The lecturer was an English ponce called Harrison. Now Harrison knew it all about movies. Only the same ones he watched every year though. After the first lecture I walked up to Harrison and asked him if he had ever seen Deadly Prey. 'I've never heard of it'' he replied. So he knew nothing. The actual paper was a joke. For five hundred dollars you got to watch a selection of films that included 'classics' like Don't Look Back, Came A Hot Friday, Citizen Kane and Death In Venice.
I never attended one more lecture. I did the assignments. The first was to review a film. I chose Death Wish 3. Harrison picked holes throughout the piece and awarded me a C+. Big man on campus was Harrison.
As I delved deeper into mental illness from college life I decided to make a mockery of the man. The second essay was voluntary. You could do it but not be graded for it. Disregarding the topics, I decided to copy the lyrics down from a CD I had obtained called 'Scream Of Death' by a G-grade thrash band called Dragon. 'Fog, sign of the fall, a face, a mutant, nuclear wasteland, cannibal roam the plains, a face without form...' this went on for a thousand words.
Several weeks later I received the essay back. Harrison wrote ''I think you need to see me, we have some problems here.'' But the problems grew deeper. Now it was the film buffs that made me sick. One day I was sitting in the library catching up with Biohazard when I saw some nerd from (F)Art Of The Film take a seat near the bible of film magazines, Sight And Sound. I hated the rag. Any day you could see some Scorsese scholar deciphering them, absorbing all the minute details they could to impress Harrison with. Well no more. I grabbed a sizable stack of the magazines as soon as the geek left. I walked into the bathroom, placed them at the bottom of the toilet and flushed over and over until the water overflowed and the magazines were unsalvageable. I told my brother. He laughed (he was taking the paper as well) and went to destroy the remainder. As I left the library, I looked up to see him throwing ripped up copies out the window, falling like confetti below. Now no one would enjoy them.

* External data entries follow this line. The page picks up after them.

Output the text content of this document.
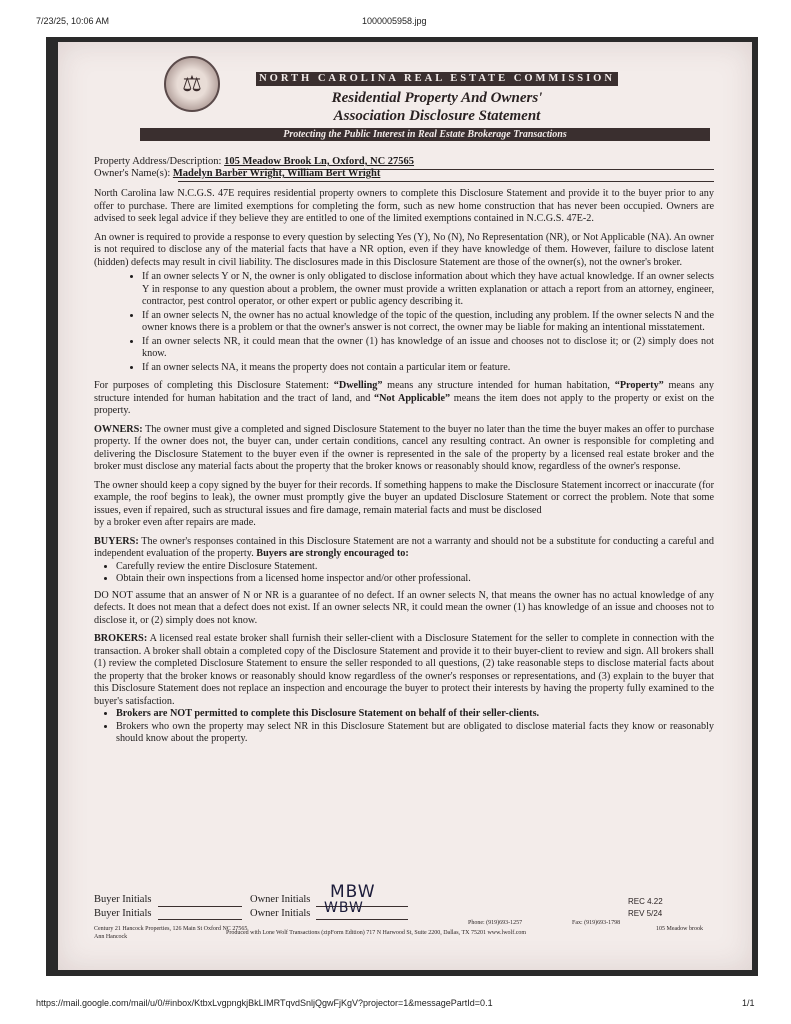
7/23/25, 10:06 AM	1000005958.jpg
⚖	NORTH CAROLINA REAL ESTATE COMMISSION
Residential Property And Owners'
Association Disclosure Statement
Protecting the Public Interest in Real Estate Brokerage Transactions
Property Address/Description: 105 Meadow Brook Ln, Oxford, NC 27565
Owner's Name(s): Madelyn Barber Wright, William Bert Wright

North Carolina law N.C.G.S. 47E requires residential property owners to complete this Disclosure Statement and provide it to the buyer prior to any offer to purchase. There are limited exemptions for completing the form, such as new home construction that has never been occupied. Owners are advised to seek legal advice if they believe they are entitled to one of the limited exemptions contained in N.C.G.S. 47E-2.

An owner is required to provide a response to every question by selecting Yes (Y), No (N), No Representation (NR), or Not Applicable (NA). An owner is not required to disclose any of the material facts that have a NR option, even if they have knowledge of them. However, failure to disclose latent (hidden) defects may result in civil liability. The disclosures made in this Disclosure Statement are those of the owner(s), not the owner's broker.

• If an owner selects Y or N, the owner is only obligated to disclose information about which they have actual knowledge. If an owner selects Y in response to any question about a problem, the owner must provide a written explanation or attach a report from an attorney, engineer, contractor, pest control operator, or other expert or public agency describing it.
• If an owner selects N, the owner has no actual knowledge of the topic of the question, including any problem. If the owner selects N and the owner knows there is a problem or that the owner's answer is not correct, the owner may be liable for making an intentional misstatement.
• If an owner selects NR, it could mean that the owner (1) has knowledge of an issue and chooses not to disclose it; or (2) simply does not know.
• If an owner selects NA, it means the property does not contain a particular item or feature.

For purposes of completing this Disclosure Statement: “Dwelling” means any structure intended for human habitation, “Property” means any structure intended for human habitation and the tract of land, and “Not Applicable” means the item does not apply to the property or exist on the property.

OWNERS: The owner must give a completed and signed Disclosure Statement to the buyer no later than the time the buyer makes an offer to purchase property. If the owner does not, the buyer can, under certain conditions, cancel any resulting contract. An owner is responsible for completing and delivering the Disclosure Statement to the buyer even if the owner is represented in the sale of the property by a licensed real estate broker and the broker must disclose any material facts about the property that the broker knows or reasonably should know, regardless of the owner's response.

The owner should keep a copy signed by the buyer for their records. If something happens to make the Disclosure Statement incorrect or inaccurate (for example, the roof begins to leak), the owner must promptly give the buyer an updated Disclosure Statement or correct the problem. Note that some issues, even if repaired, such as structural issues and fire damage, remain material facts and must be disclosed

by a broker even after repairs are made.

BUYERS: The owner's responses contained in this Disclosure Statement are not a warranty and should not be a substitute for conducting a careful and independent evaluation of the property. Buyers are strongly encouraged to:

• Carefully review the entire Disclosure Statement.
• Obtain their own inspections from a licensed home inspector and/or other professional.

DO NOT assume that an answer of N or NR is a guarantee of no defect. If an owner selects N, that means the owner has no actual knowledge of any defects. It does not mean that a defect does not exist. If an owner selects NR, it could mean the owner (1) has knowledge of an issue and chooses not to disclose it, or (2) simply does not know.

BROKERS: A licensed real estate broker shall furnish their seller-client with a Disclosure Statement for the seller to complete in connection with the transaction. A broker shall obtain a completed copy of the Disclosure Statement and provide it to their buyer-client to review and sign. All brokers shall (1) review the completed Disclosure Statement to ensure the seller responded to all questions, (2) take reasonable steps to disclose material facts about the property that the broker knows or reasonably should know regardless of the owner's responses or representations, and (3) explain to the buyer that this Disclosure Statement does not replace an inspection and encourage the buyer to protect their interests by having the property fully examined to the buyer's satisfaction.

• Brokers are NOT permitted to complete this Disclosure Statement on behalf of their seller-clients.
• Brokers who own the property may select NR in this Disclosure Statement but are obligated to disclose material facts they know or reasonably should know about the property.
Buyer Initials
Buyer Initials
Owner Initials
Owner Initials
MBW
WBW	REC 4.22
REV 5/24
Century 21 Hancock Properties, 126 Main St Oxford NC 27565
Ann Hancock
Phone: (919)693-1257	Fax: (919)693-1798
105 Meadow brook
Produced with Lone Wolf Transactions (zipForm Edition) 717 N Harwood St, Suite 2200, Dallas, TX 75201 www.lwolf.com
https://mail.google.com/mail/u/0/#inbox/KtbxLvgpngkjBkLIMRTqvdSnljQgwFjKgV?projector=1&messagePartId=0.1	1/1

I forgot about the paper after that. With a couple of weeks left of the academic year, I made sure I watched a few movies to write about in the exam. I watched Citizen Kane and The Scarecrow, deciding that was good enough. I did the exam, satisfied I had done enough. Ha ha I thought, all these turkeys have gone to every class, taken all these notes, watched all these films and I'll pass by doing nothing. A few weeks later we got our results. I had passed all my papers. Except one. I saw an E. The worst result of all. And of course it was 'Film'. Disgusted I went to the college, even though the year was over, to confront Harrison. I knocked on his door. I went over my grievance about the E. He pulled out my exam and noted I had not answered the questions properly. I explained that I had paid good money (well the Government had) and should be passed. He laughed and said I was another kid who thought I could have it all by doing nothing. I laughed at him and said his choices of films were outmoded. ''Well what do you suggest?'' he asked. ''How about some Rambo II'' I gave back. He was dumbfounded. He then asked if I was the student who wrote the bizzare essay. I confirmed this. He had thought I was insane. If I had not written that, he might have passed me, he explained. I talked at length to him for hours. He mentioned how he had been asked to write the screenplay for a sequel to the New Zealand masterpiece The Quiet Earth. He had declined. I then outlined my plans to take his third year paper 'Screenplay 3:23'. ''Ahh I would advise against this'' he droned, ''it's serious stuff and I don't need people not taking it seriously. Plus you would be out of your depth.'' I looked at him and concluded ''You're out of mine pal'' and left. I was proud of that E. I still am. That's all the paper was worth.